1 Introduction
Cloud computing is becoming increasingly pervasive, with the extensive demand for big data analytics and discovery shifting many individuals and organizations towards cloud services. This move is motivated by benefits such as shared storage and computation service among a massive number of users. In order to maximally leverage the cloud, high availability and reliability are of utmost importance to the overall user experience. Therefore, it is important to monitor the compute nodes' usage and behavior, and then gain insights into the potential anomalous operations running in the cloud which might result in reduced efficiency or even downtime of the data center.
CloudDet facilitates the exploration of anomalous cloud computing performances through three levels of analysis: (a) Anomaly ranking, (b) Anomaly inspection, and (c) Anomaly clustering. The figure showcases some exploration results with bitbrains datacenter traces data.
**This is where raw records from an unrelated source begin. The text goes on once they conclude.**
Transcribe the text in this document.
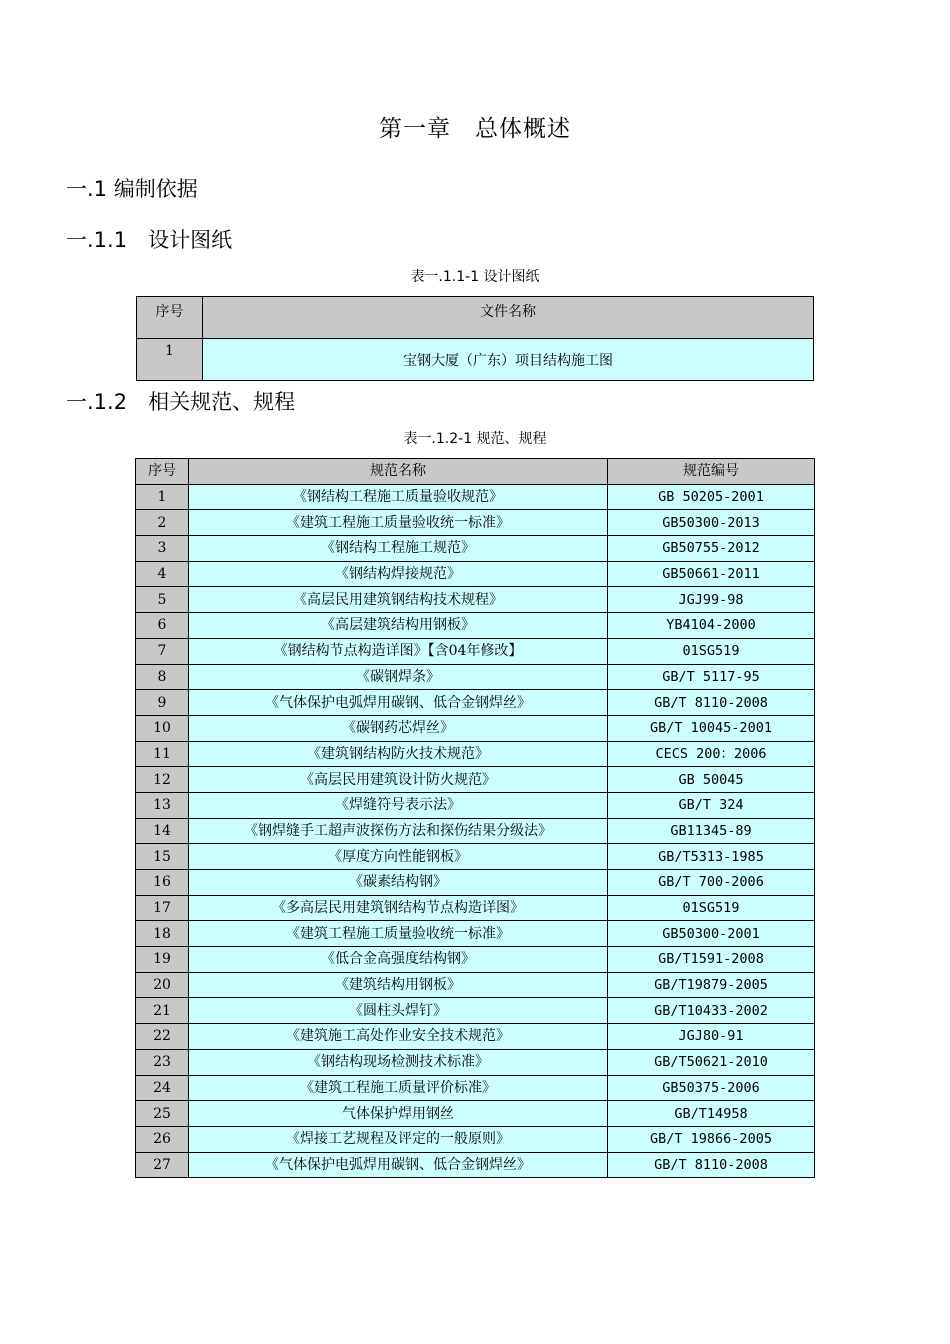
第一章　总体概述
一.1 编制依据
一.1.1　设计图纸
表一.1.1-1 设计图纸
序号	文件名称
1	宝钢大厦（广东）项目结构施工图
一.1.2　相关规范、规程
表一.1.2-1 规范、规程
序号	规范名称	规范编号
1	《钢结构工程施工质量验收规范》	GB 50205-2001
2	《建筑工程施工质量验收统一标准》	GB50300-2013
3	《钢结构工程施工规范》	GB50755-2012
4	《钢结构焊接规范》	GB50661-2011
5	《高层民用建筑钢结构技术规程》	JGJ99-98
6	《高层建筑结构用钢板》	YB4104-2000
7	《钢结构节点构造详图》【含04年修改】	01SG519
8	《碳钢焊条》	GB/T 5117-95
9	《气体保护电弧焊用碳钢、低合金钢焊丝》	GB/T 8110-2008
10	《碳钢药芯焊丝》	GB/T 10045-2001
11	《建筑钢结构防火技术规范》	CECS 200：2006
12	《高层民用建筑设计防火规范》	GB 50045
13	《焊缝符号表示法》	GB/T 324
14	《钢焊缝手工超声波探伤方法和探伤结果分级法》	GB11345-89
15	《厚度方向性能钢板》	GB/T5313-1985
16	《碳素结构钢》	GB/T 700-2006
17	《多高层民用建筑钢结构节点构造详图》	01SG519
18	《建筑工程施工质量验收统一标准》	GB50300-2001
19	《低合金高强度结构钢》	GB/T1591-2008
20	《建筑结构用钢板》	GB/T19879-2005
21	《圆柱头焊钉》	GB/T10433-2002
22	《建筑施工高处作业安全技术规范》	JGJ80-91
23	《钢结构现场检测技术标准》	GB/T50621-2010
24	《建筑工程施工质量评价标准》	GB50375-2006
25	气体保护焊用钢丝	GB/T14958
26	《焊接工艺规程及评定的一般原则》	GB/T 19866-2005
27	《气体保护电弧焊用碳钢、低合金钢焊丝》	GB/T 8110-2008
Node (b1) contains both short and long term spikes. Node (b2) shows a 12-hour periodic pattern for the performance metrics by observing the calendar chart in (a2), but encounters a spike in the process. Node (b3) shows many short-term and near-periodic spikes at the beginning and an abnormal long-term spike near the end. After collapsing the long-term one into a visual aggregation glyph in (b5), (b3) is updated and the latter temporal data “pop out”, which shows a similar pattern as the beginning. Node (b4) shows a general periodic trend by using the PCA analysis in (b6). Most of the nodes are clustered into three groups in (c).